Essaida-Carthage est une autre piste qu’ouvre Malek Gnaoui dans les sentiers de la mémoire, de l’archéologie, qui est une exploration des temps et des civilisations anciens vers une lecture des temps modernes, vers le chantier qui est un acte de devenir ou du domaine de l’inachevé. Son acte d’appropriation de la mémoire collective et ses interventions sur les particules les plus infimes rendent compte d’une acuité vivace qui questionne non seulement la matière qui est son point de départ mais aussi le collectif, le social et le politique.

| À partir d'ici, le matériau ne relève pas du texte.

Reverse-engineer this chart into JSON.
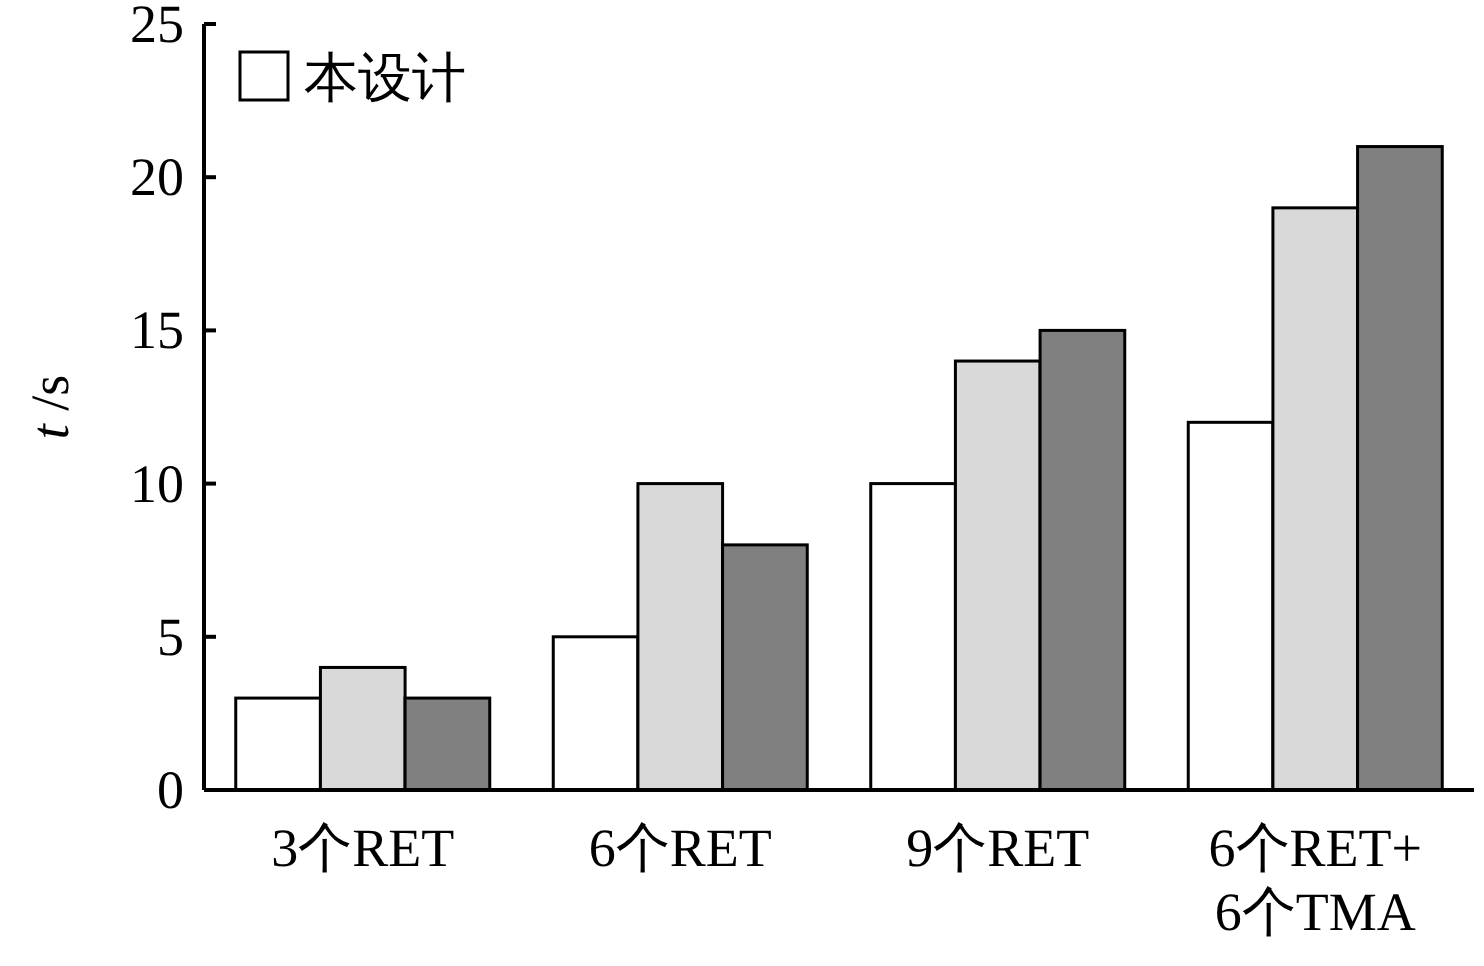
{
  "chart_data": {
    "type": "bar",
    "ylabel": "*t* /s",
    "categories": [
      "3个RET",
      "6个RET",
      "9个RET",
      "6个RET+ 6个TMA"
    ],
    "series": [
      {
        "name": "本设计",
        "color": "#ffffff",
        "values": [
          3,
          5,
          10,
          12
        ]
      },
      {
        "color": "#d9d9d9",
        "values": [
          4,
          10,
          14,
          19
        ]
      },
      {
        "color": "#808080",
        "values": [
          3,
          8,
          15,
          21
        ]
      }
    ],
    "ylim": [
      0,
      25
    ],
    "yticks": [
      0,
      5,
      10,
      15,
      20,
      25
    ],
    "legend": "top left"
  }
}
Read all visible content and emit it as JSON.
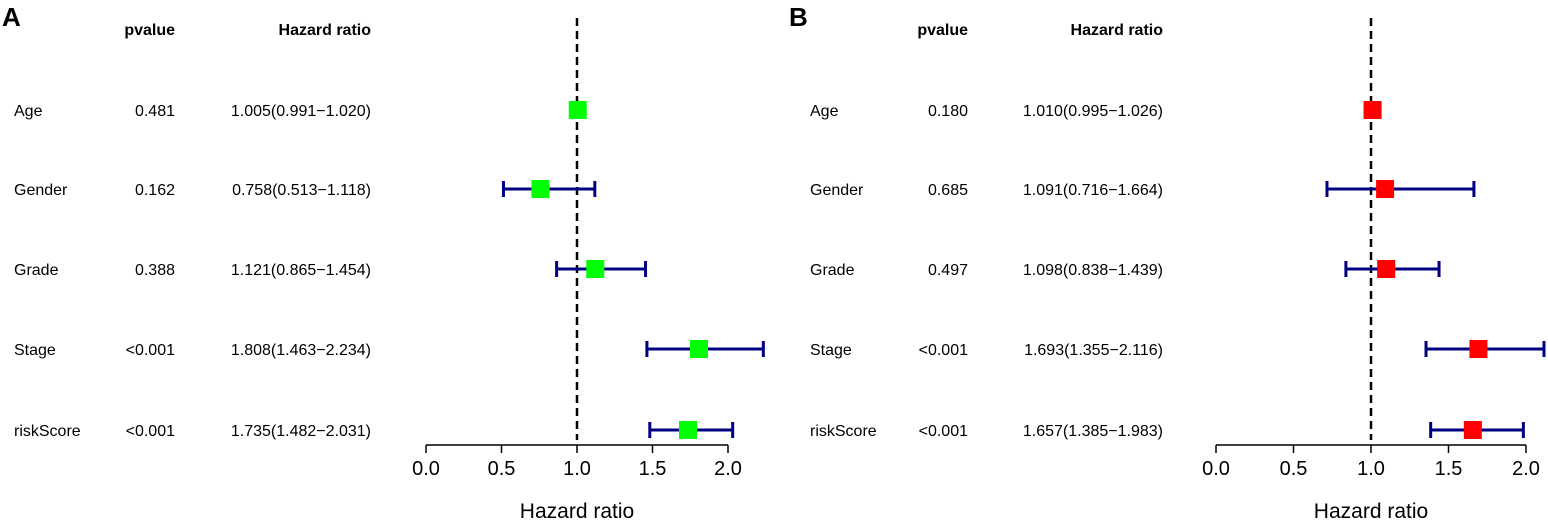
{
  "colors": {
    "whisker": "#000080",
    "ref_line": "#000000",
    "axis": "#000000",
    "panel_a_marker": "#00ff00",
    "panel_b_marker": "#ff0000"
  },
  "chart_data": [
    {
      "type": "forest",
      "panel_label": "A",
      "headers": {
        "pvalue": "pvalue",
        "hazard_ratio": "Hazard ratio"
      },
      "xlabel": "Hazard ratio",
      "xlim": [
        0,
        2.0
      ],
      "reference_value": 1.0,
      "ticks": [
        "0.0",
        "0.5",
        "1.0",
        "1.5",
        "2.0"
      ],
      "marker_color": "#00ff00",
      "rows": [
        {
          "variable": "Age",
          "pvalue": "0.481",
          "hr_text": "1.005(0.991−1.020)",
          "hr": 1.005,
          "lower": 0.991,
          "upper": 1.02
        },
        {
          "variable": "Gender",
          "pvalue": "0.162",
          "hr_text": "0.758(0.513−1.118)",
          "hr": 0.758,
          "lower": 0.513,
          "upper": 1.118
        },
        {
          "variable": "Grade",
          "pvalue": "0.388",
          "hr_text": "1.121(0.865−1.454)",
          "hr": 1.121,
          "lower": 0.865,
          "upper": 1.454
        },
        {
          "variable": "Stage",
          "pvalue": "<0.001",
          "hr_text": "1.808(1.463−2.234)",
          "hr": 1.808,
          "lower": 1.463,
          "upper": 2.234
        },
        {
          "variable": "riskScore",
          "pvalue": "<0.001",
          "hr_text": "1.735(1.482−2.031)",
          "hr": 1.735,
          "lower": 1.482,
          "upper": 2.031
        }
      ]
    },
    {
      "type": "forest",
      "panel_label": "B",
      "headers": {
        "pvalue": "pvalue",
        "hazard_ratio": "Hazard ratio"
      },
      "xlabel": "Hazard ratio",
      "xlim": [
        0,
        2.0
      ],
      "reference_value": 1.0,
      "ticks": [
        "0.0",
        "0.5",
        "1.0",
        "1.5",
        "2.0"
      ],
      "marker_color": "#ff0000",
      "rows": [
        {
          "variable": "Age",
          "pvalue": "0.180",
          "hr_text": "1.010(0.995−1.026)",
          "hr": 1.01,
          "lower": 0.995,
          "upper": 1.026
        },
        {
          "variable": "Gender",
          "pvalue": "0.685",
          "hr_text": "1.091(0.716−1.664)",
          "hr": 1.091,
          "lower": 0.716,
          "upper": 1.664
        },
        {
          "variable": "Grade",
          "pvalue": "0.497",
          "hr_text": "1.098(0.838−1.439)",
          "hr": 1.098,
          "lower": 0.838,
          "upper": 1.439
        },
        {
          "variable": "Stage",
          "pvalue": "<0.001",
          "hr_text": "1.693(1.355−2.116)",
          "hr": 1.693,
          "lower": 1.355,
          "upper": 2.116
        },
        {
          "variable": "riskScore",
          "pvalue": "<0.001",
          "hr_text": "1.657(1.385−1.983)",
          "hr": 1.657,
          "lower": 1.385,
          "upper": 1.983
        }
      ]
    }
  ]
}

Pour lui, tout est question de rencontre avec la matière, une matière des plus usuelles qui lui murmure des choses. Malek Gnaoui voit du beau dans ce que d’autres considèrent comme symbole de laideur et de mauvais goût. Sa pratique artistique se distingue par sa réflexion sur les corps, les éléments, les particules, les masses. Le gris du ciment et le rouge des briques racontent l’histoire d’une civilisation, de l’inachevé, du chantier toujours en cours, face à une autre plus distinguée, faite de noblesse des matériaux, l’élévation, de luxe et de raffinement.
Essaida- Carthage est d’abord ce trou dans le mur qui se présente au visiteur, une entrée par infraction comme dans une fouille. Des trésors emmurés dans des pièces aveugles s’agencent selon une scénographie de l’intime. On effeuille les pièces une à une, on découvre les œuvres dans la discrétion de leur cachette. De Vénus à Aphrodite, les repères mutent. Et le regard suit l’étrangeté des combinaisons, il en est saisi par la particularité de la vision. Le travail de Malek Gnaoui crée des passerelles ou des relais de Carthage antique et le faste de sa civilisation vers Essaida quartier populaire, vivant pleinement la contemporanéité de ses expressions sociales et politiques. Il raconte des tranches de vie et des fragments de rêves inachevés et des projets à réaliser.
Quand Aphrodite ou Vénus se placent sur une poutre, épousent la forme d’un poteau, font corps avec des briques rougeâtres et du ciment grossièrement empâté, la matière référentielle du luxe et du faste s’exprime, alors dans ces matériaux de construction. Le ciment porte ses stigmates et les reliefs se dessinent dans la brique. La décomposition- recomposition s’installe comme un parti pris, un positionnement politique et social. Fouiller l’histoire, déplacer la pièce archéologique de son contexte, la projeter sur la réalité de l’usuel et du précaire, l’aplatir dans un travail de sérigraphie, la pixéliser avec poussière de ciment et poudre de brique, l’œuvre, ainsi, mute et propose une narration relative à son nouveau statut. Cet acte de dérogeance rend ces sculptures protagonistes d’un temps présent, témoin de sa nouvelle esthétique et porteuse de ses expressions.
Le parcours se poursuit dans une démarche inversée. Les détritus des chantiers de Essaida s’y invitent, les barres de fer, des clous ou plafonds en tôle, objets trouvés au hasard des visites, constituent à leur tour, des résultats de fouille, qui pourront, plus tard, faire partie d’un patrimoine archéologique dans les siècles à venir. Ces éléments abandonnés pour leur « inutilité », Malek Gnaoui les revêt d’une patine brillante, et les rehausse dans cette même dynamique réflective d’anoblir et de déroger. Le livre blanc, livre des reliefs. Il porte l’empreinte des murs, ces murs sur lesquels s’adossent les laissés pour compte. Dans ce blanc immaculé se racontent une multitude d’histoires. Celles qui finissent bien, d’autres qui finissent mal, celles de l’espoir et celles des illusions. En feuilletant ce livre, vide de mots, se dessinent des traces, une continuité et une suite. Les moins perceptibles sont les plus bavardes, le blanc qui les entoure parle de néant, donne la réplique à la série d’en face : des images en sérigraphie en poudre de brique, de sculptures castrées par l’altération et le poids du temps.
Essaida-Carthage est une autre piste qu’ouvre Malek Gnaoui dans les sentiers de la mémoire, de l’archéologie, qui est une exploration des temps et civilisations anciennes vers une lecture des temps modernes, vers le chantier qui est un acte du devenir ou du domaine de l’inachevé. Son acte d’appropriation de la mémoire collective et ses interventions sur les particules les plus infimes rendent compte d’une acuité vivace qui questionne non seulement la matière qui est son point de départ mais aussi le collectif, le social et le politique.